Exceptés l’immortalité, les litres de sang ingurgités et ses aventures fantastiques avec ses potos Jesse et Tulip, Cassidy possède une personnalité assez proche de celle de son interprète Joe, de l’aveu même de ce dernier. Les deux ne passent pas inaperçus, jurent comme des charretiers et sont prêts à se salir les mains quand le jeu en vaut la chandelle.

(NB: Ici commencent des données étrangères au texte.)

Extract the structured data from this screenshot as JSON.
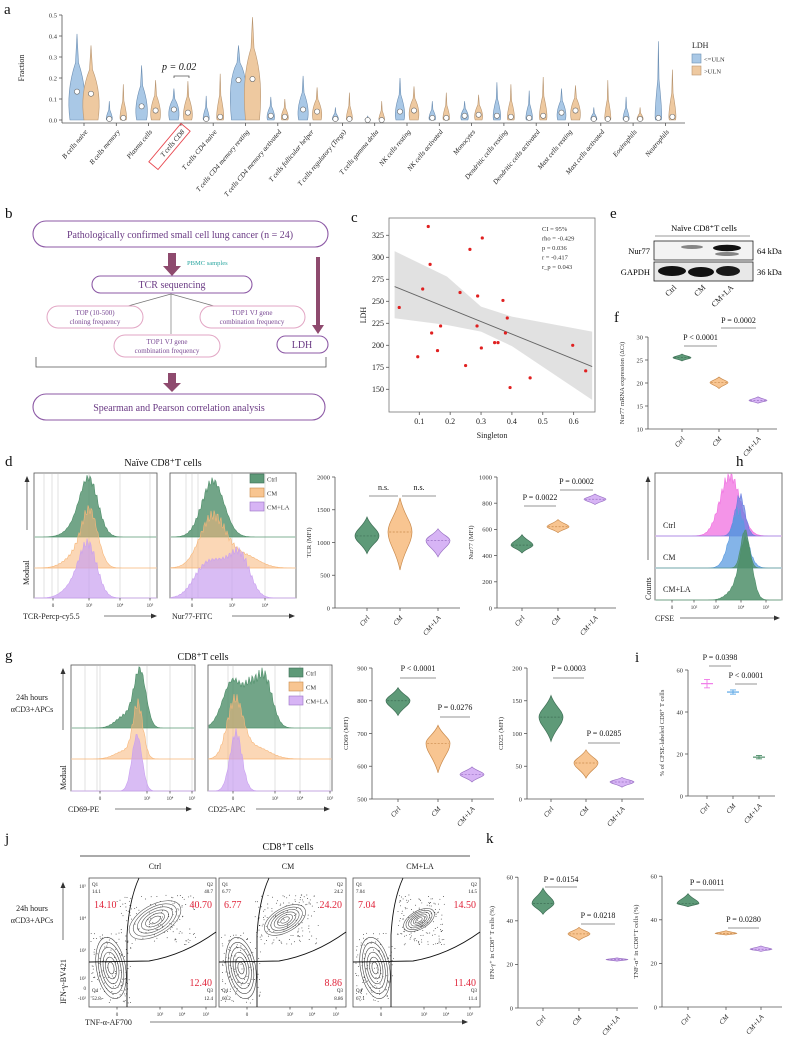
{
  "panel_labels": {
    "a": "a",
    "b": "b",
    "c": "c",
    "d": "d",
    "e": "e",
    "f": "f",
    "g": "g",
    "h": "h",
    "i": "i",
    "j": "j",
    "k": "k"
  },
  "colors": {
    "ctrl": "#5e9a78",
    "cm": "#f8c591",
    "cm_la": "#d7b4f5",
    "uln_low": "#a9c8e6",
    "uln_high": "#eec9a0",
    "highlight": "#e8474f",
    "flow_accent": "#8d5aa6",
    "pbmc": "#2aa6a0"
  },
  "flowchart": {
    "cohort": "Pathologically confirmed small cell lung cancer (n = 24)",
    "sample": "PBMC samples",
    "sequencing": "TCR sequencing",
    "metric1_l1": "TOP (10-500)",
    "metric1_l2": "cloning frequency",
    "metric2_l1": "TOP1 VJ gene",
    "metric2_l2": "combination frequency",
    "metric3_l1": "TOP1 VJ gene",
    "metric3_l2": "combination frequency",
    "ldh": "LDH",
    "analysis": "Spearman and Pearson correlation analysis"
  },
  "western_blot": {
    "title": "Naïve CD8⁺T cells",
    "proteins": [
      {
        "name": "Nur77",
        "size": "64 kDa"
      },
      {
        "name": "GAPDH",
        "size": "36 kDa"
      }
    ],
    "lanes": [
      "Ctrl",
      "CM",
      "CM+LA"
    ]
  },
  "histograms_d": {
    "title": "Naïve CD8⁺T cells",
    "ylabel": "Modual",
    "xlabels": [
      "TCR-Percp-cy5.5",
      "Nur77-FITC"
    ],
    "legend": [
      "Ctrl",
      "CM",
      "CM+LA"
    ],
    "ticks1": [
      "0",
      "10³",
      "10⁴",
      "10⁵"
    ],
    "ticks2": [
      "0",
      "10³",
      "10⁴"
    ]
  },
  "histograms_g": {
    "title": "CD8⁺T cells",
    "condition_l1": "24h hours",
    "condition_l2": "αCD3+APCs",
    "ylabel": "Modual",
    "xlabels": [
      "CD69-PE",
      "CD25-APC"
    ],
    "legend": [
      "Ctrl",
      "CM",
      "CM+LA"
    ],
    "ticks1": [
      "0",
      "10³",
      "10⁴",
      "10⁵"
    ],
    "ticks2": [
      "0",
      "10³",
      "10⁴",
      "10⁵"
    ]
  },
  "histogram_h": {
    "rows": [
      "Ctrl",
      "CM",
      "CM+LA"
    ],
    "ylabel": "Counts",
    "xlabel": "CFSE",
    "ticks": [
      "0",
      "10²",
      "10³",
      "10⁴",
      "10⁵"
    ]
  },
  "flow_j": {
    "title": "CD8⁺T cells",
    "condition_l1": "24h hours",
    "condition_l2": "αCD3+APCs",
    "ylabel": "IFN-γ-BV421",
    "xlabel": "TNF-α-AF700",
    "yticks": [
      "10⁵",
      "10⁴",
      "10³",
      "10²",
      "0",
      "-10²"
    ],
    "xticks": [
      "0",
      "10³",
      "10⁴",
      "10⁵"
    ],
    "quadrant_names": [
      "Q1",
      "Q2",
      "Q3",
      "Q4"
    ],
    "plots": [
      {
        "title": "Ctrl",
        "q1": "14.1",
        "q2": "40.7",
        "q3": "12.4",
        "q4": "52.8",
        "q1_big": "14.10",
        "q2_big": "40.70",
        "q3_big": "12.40"
      },
      {
        "title": "CM",
        "q1": "6.77",
        "q2": "24.2",
        "q3": "8.86",
        "q4": "60.2",
        "q1_big": "6.77",
        "q2_big": "24.20",
        "q3_big": "8.86"
      },
      {
        "title": "CM+LA",
        "q1": "7.04",
        "q2": "14.5",
        "q3": "11.4",
        "q4": "67.1",
        "q1_big": "7.04",
        "q2_big": "14.50",
        "q3_big": "11.40"
      }
    ]
  },
  "chart_data": [
    {
      "id": "a",
      "type": "violin",
      "ylabel": "Fraction",
      "yticks": [
        0,
        0.1,
        0.2,
        0.3,
        0.4,
        0.5
      ],
      "ytick_labels": [
        "0.0",
        "0.1",
        "0.2",
        "0.3",
        "0.4",
        "0.5"
      ],
      "categories": [
        "B cells naive",
        "B cells memory",
        "Plasma cells",
        "T cells CD8",
        "T cells CD4 naive",
        "T cells CD4 memory resting",
        "T cells CD4 memory activated",
        "T cells follicular helper",
        "T cells regulatory (Tregs)",
        "T cells gamma delta",
        "NK cells resting",
        "NK cells activated",
        "Monocytes",
        "Dendritic cells resting",
        "Dendritic cells activated",
        "Mast cells resting",
        "Mast cells activated",
        "Eosinophils",
        "Neutrophils"
      ],
      "highlight": "T cells CD8",
      "legend_title": "LDH",
      "legend": "right",
      "annotation": "p = 0.02",
      "series": [
        {
          "name": "<=ULN",
          "median": [
            0.135,
            0.005,
            0.065,
            0.05,
            0.005,
            0.19,
            0.02,
            0.05,
            0.005,
            0.0,
            0.04,
            0.01,
            0.02,
            0.02,
            0.01,
            0.035,
            0.005,
            0.005,
            0.01
          ],
          "max": [
            0.41,
            0.09,
            0.26,
            0.15,
            0.115,
            0.355,
            0.11,
            0.21,
            0.06,
            0.02,
            0.2,
            0.09,
            0.09,
            0.18,
            0.14,
            0.15,
            0.06,
            0.11,
            0.375
          ]
        },
        {
          "name": ">ULN",
          "median": [
            0.125,
            0.01,
            0.045,
            0.035,
            0.015,
            0.195,
            0.015,
            0.04,
            0.005,
            0.0,
            0.045,
            0.01,
            0.025,
            0.015,
            0.02,
            0.045,
            0.005,
            0.005,
            0.015
          ],
          "max": [
            0.355,
            0.17,
            0.19,
            0.185,
            0.22,
            0.49,
            0.1,
            0.155,
            0.13,
            0.09,
            0.16,
            0.13,
            0.12,
            0.17,
            0.205,
            0.165,
            0.19,
            0.06,
            0.24
          ]
        }
      ]
    },
    {
      "id": "c",
      "type": "scatter",
      "xlabel": "Singleton",
      "ylabel": "LDH",
      "xticks": [
        0.1,
        0.2,
        0.3,
        0.4,
        0.5,
        0.6
      ],
      "yticks": [
        150,
        175,
        200,
        225,
        250,
        275,
        300,
        325
      ],
      "x": [
        0.035,
        0.095,
        0.111,
        0.129,
        0.135,
        0.14,
        0.159,
        0.169,
        0.232,
        0.25,
        0.264,
        0.287,
        0.289,
        0.301,
        0.304,
        0.344,
        0.355,
        0.371,
        0.379,
        0.385,
        0.394,
        0.459,
        0.597,
        0.639
      ],
      "y": [
        243,
        187,
        264,
        335,
        292,
        214,
        194,
        222,
        260,
        177,
        309,
        222,
        256,
        197,
        322,
        203,
        203,
        251,
        214,
        231,
        152,
        163,
        200,
        171
      ],
      "fit": {
        "x": [
          0.02,
          0.66
        ],
        "y": [
          266.7,
          175.8
        ]
      },
      "ci_band": {
        "x": [
          0.02,
          0.19,
          0.3,
          0.4,
          0.66
        ],
        "upper": [
          307,
          278,
          244,
          232.6,
          215.5
        ],
        "lower": [
          230.7,
          223,
          215.5,
          199,
          138
        ]
      },
      "stats": [
        "CI = 95%",
        "rho = -0.429",
        "p = 0.036",
        "r = -0.417",
        "r_p = 0.043"
      ]
    },
    {
      "id": "f",
      "type": "violin",
      "ylabel": "Nur77 mRNA expression (ΔCt)",
      "yticks": [
        10,
        15,
        20,
        25,
        30
      ],
      "categories": [
        "Ctrl",
        "CM",
        "CM+LA"
      ],
      "median": [
        25.5,
        20.1,
        16.2
      ],
      "min": [
        24.8,
        18.8,
        15.6
      ],
      "max": [
        26.3,
        21.3,
        17.0
      ],
      "comparisons": [
        {
          "a": 0,
          "b": 1,
          "label": "P < 0.0001"
        },
        {
          "a": 1,
          "b": 2,
          "label": "P = 0.0002"
        }
      ]
    },
    {
      "id": "d-tcr",
      "type": "violin",
      "ylabel": "TCR (MFI)",
      "yticks": [
        0,
        500,
        1000,
        1500,
        2000
      ],
      "categories": [
        "Ctrl",
        "CM",
        "CM+LA"
      ],
      "median": [
        1100,
        1160,
        1030
      ],
      "min": [
        830,
        580,
        780
      ],
      "max": [
        1390,
        1680,
        1210
      ],
      "comparisons": [
        {
          "a": 0,
          "b": 1,
          "label": "n.s."
        },
        {
          "a": 1,
          "b": 2,
          "label": "n.s."
        }
      ]
    },
    {
      "id": "d-nur77",
      "type": "violin",
      "ylabel": "Nur77 (MFI)",
      "yticks": [
        0,
        200,
        400,
        600,
        800,
        1000
      ],
      "categories": [
        "Ctrl",
        "CM",
        "CM+LA"
      ],
      "median": [
        480,
        620,
        830
      ],
      "min": [
        420,
        575,
        790
      ],
      "max": [
        560,
        675,
        870
      ],
      "comparisons": [
        {
          "a": 0,
          "b": 1,
          "label": "P = 0.0022"
        },
        {
          "a": 1,
          "b": 2,
          "label": "P = 0.0002"
        }
      ]
    },
    {
      "id": "i",
      "type": "errorbar",
      "ylabel": "% of CFSE-labeled CD8⁺ T cells",
      "yticks": [
        0,
        20,
        40,
        60
      ],
      "categories": [
        "Ctrl",
        "CM",
        "CM+LA"
      ],
      "mean": [
        53.5,
        49.5,
        18.5
      ],
      "err": [
        2.0,
        1.0,
        0.8
      ],
      "comparisons": [
        {
          "a": 0,
          "b": 1,
          "label": "P = 0.0398"
        },
        {
          "a": 1,
          "b": 2,
          "label": "P < 0.0001"
        }
      ]
    },
    {
      "id": "g-cd69",
      "type": "violin",
      "ylabel": "CD69 (MFI)",
      "yticks": [
        500,
        600,
        700,
        800,
        900
      ],
      "categories": [
        "Ctrl",
        "CM",
        "CM+LA"
      ],
      "median": [
        800,
        670,
        575
      ],
      "min": [
        755,
        580,
        552
      ],
      "max": [
        840,
        725,
        598
      ],
      "comparisons": [
        {
          "a": 0,
          "b": 1,
          "label": "P < 0.0001"
        },
        {
          "a": 1,
          "b": 2,
          "label": "P = 0.0276"
        }
      ]
    },
    {
      "id": "g-cd25",
      "type": "violin",
      "ylabel": "CD25 (MFI)",
      "yticks": [
        0,
        50,
        100,
        150,
        200
      ],
      "categories": [
        "Ctrl",
        "CM",
        "CM+LA"
      ],
      "median": [
        125,
        55,
        26
      ],
      "min": [
        88,
        32,
        18
      ],
      "max": [
        158,
        75,
        33
      ],
      "comparisons": [
        {
          "a": 0,
          "b": 1,
          "label": "P = 0.0003"
        },
        {
          "a": 1,
          "b": 2,
          "label": "P = 0.0285"
        }
      ]
    },
    {
      "id": "k-ifn",
      "type": "violin",
      "ylabel": "IFN-γ⁺ in CD8⁺ T cells (%)",
      "yticks": [
        0,
        20,
        40,
        60
      ],
      "categories": [
        "Ctrl",
        "CM",
        "CM+LA"
      ],
      "median": [
        48,
        34,
        22.2
      ],
      "min": [
        43,
        31,
        21.5
      ],
      "max": [
        55,
        37,
        23
      ],
      "comparisons": [
        {
          "a": 0,
          "b": 1,
          "label": "P = 0.0154"
        },
        {
          "a": 1,
          "b": 2,
          "label": "P = 0.0218"
        }
      ]
    },
    {
      "id": "k-tnf",
      "type": "violin",
      "ylabel": "TNF-α⁺ in CD8⁺T cells (%)",
      "yticks": [
        0,
        20,
        40,
        60
      ],
      "categories": [
        "Ctrl",
        "CM",
        "CM+LA"
      ],
      "median": [
        47.5,
        33.7,
        26.5
      ],
      "min": [
        46,
        33,
        25.5
      ],
      "max": [
        52,
        35,
        28
      ],
      "comparisons": [
        {
          "a": 0,
          "b": 1,
          "label": "P = 0.0011"
        },
        {
          "a": 1,
          "b": 2,
          "label": "P = 0.0280"
        }
      ]
    }
  ]
}
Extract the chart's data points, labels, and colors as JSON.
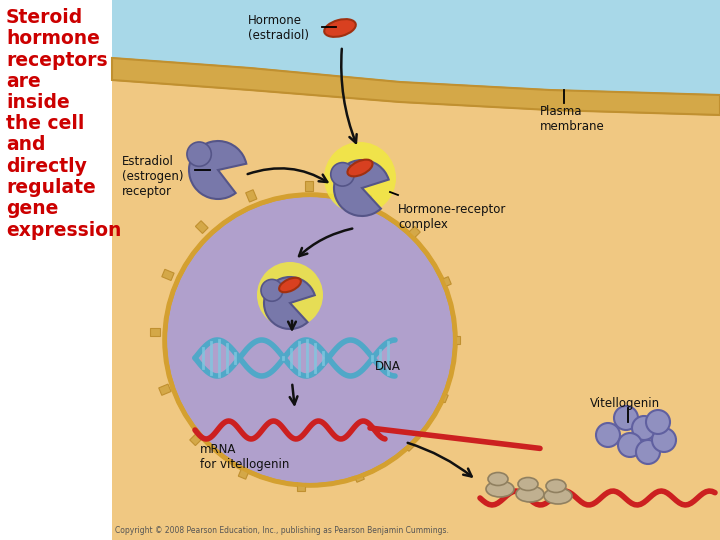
{
  "bg_white": "#ffffff",
  "bg_tan": "#f0c882",
  "bg_blue": "#a8d8e8",
  "nucleus_fill": "#b0a0cc",
  "nucleus_border": "#d4a030",
  "receptor_fill": "#7878aa",
  "receptor_shadow": "#555588",
  "hormone_fill": "#d84020",
  "hormone_edge": "#a03010",
  "glow_fill": "#f0e840",
  "dna_color": "#50a8c8",
  "dna_rung": "#80c8e0",
  "mrna_color": "#cc2020",
  "ribosome_fill": "#c0b090",
  "ribosome_edge": "#908060",
  "vitello_fill": "#9090c0",
  "vitello_edge": "#6060a0",
  "membrane_fill": "#d4a848",
  "membrane_edge": "#c09030",
  "arrow_color": "#111111",
  "text_red": "#cc0000",
  "text_black": "#111111",
  "text_gray": "#555555",
  "title": "Steroid\nhormone\nreceptors\nare\ninside\nthe cell\nand\ndirectly\nregulate\ngene\nexpression",
  "lbl_hormone": "Hormone\n(estradiol)",
  "lbl_estradiol": "Estradiol\n(estrogen)\nreceptor",
  "lbl_plasma": "Plasma\nmembrane",
  "lbl_complex": "Hormone-receptor\ncomplex",
  "lbl_dna": "DNA",
  "lbl_mrna": "mRNA\nfor vitellogenin",
  "lbl_vitellogenin": "Vitellogenin",
  "copyright": "Copyright © 2008 Pearson Education, Inc., publishing as Pearson Benjamin Cummings."
}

Ils sont aussi bien plus loyaux que leurs personnalités chaotiques peuvent le laisser penser. Loin de se croire arrivé dans le milieu, Joe Gilgun mesure chaque jour sa chance de bosser sur une prod aussi quali et fun que Preacher, qui l’a conduit jusqu’à La Nouvelle-Orléans pour une partie de la saison 2 (à ce sujet, il déclare : “Cette ville est géniale, mais si vous n’aimez pas le jazz, vous êtes baisés !”).

Sans renier ses racines anglaises ou l’industrie des séries UK, qu’il qualifie de “brillante” en dépit de budgets riquiqui comparés à ceux que l’on peut trouver aux États-Unis, l’acteur savoure son nouveau train de vie.

“Travailler sur Preacher ne ressemble en rien à ce que j’ai pu faire avant, ne serait-ce que par son budget. Lors de mon premier jour de tournage, quand ils nous ont appelés pour le déjeuner, j’ai cru que quelqu’un organisait une soirée [rires].

Pourquoi on avait autant de choses à boire et à manger ? Mais en fait, c’est comme ça tous les jours ! C’était incroyable pour moi, il y avait du homard ! Pourquoi il y avait du homard sur cette table ? Et ben, parce qu’ils peuvent se le permettre !”

Sam Catlin, le showrunner de Preacher, peut dormir sur ses deux oreilles. Si le cinéma n’ignorera pas longtemps le talent de Joe Gilgun, à l’affiche d’Infiltrator en 2016 aux côtés de Bryan Cranston et Diane Kruger, l’acteur n’a pour le moment d’yeux que pour sa série :

Ce job est tout pour moi. C’est un rêve devenu réalité. Je savais que j’avais un peu de potentiel, que je ne suis pas un acteur pourri et que le boulot vient souvent des États-Unis. Pour un gars comme moi, qui a un passé plutôt chargé, me retrouver ici, c’est incroyable.”

La saison 2 de Preacher a repris sur OCS Choc depuis le 26 juin.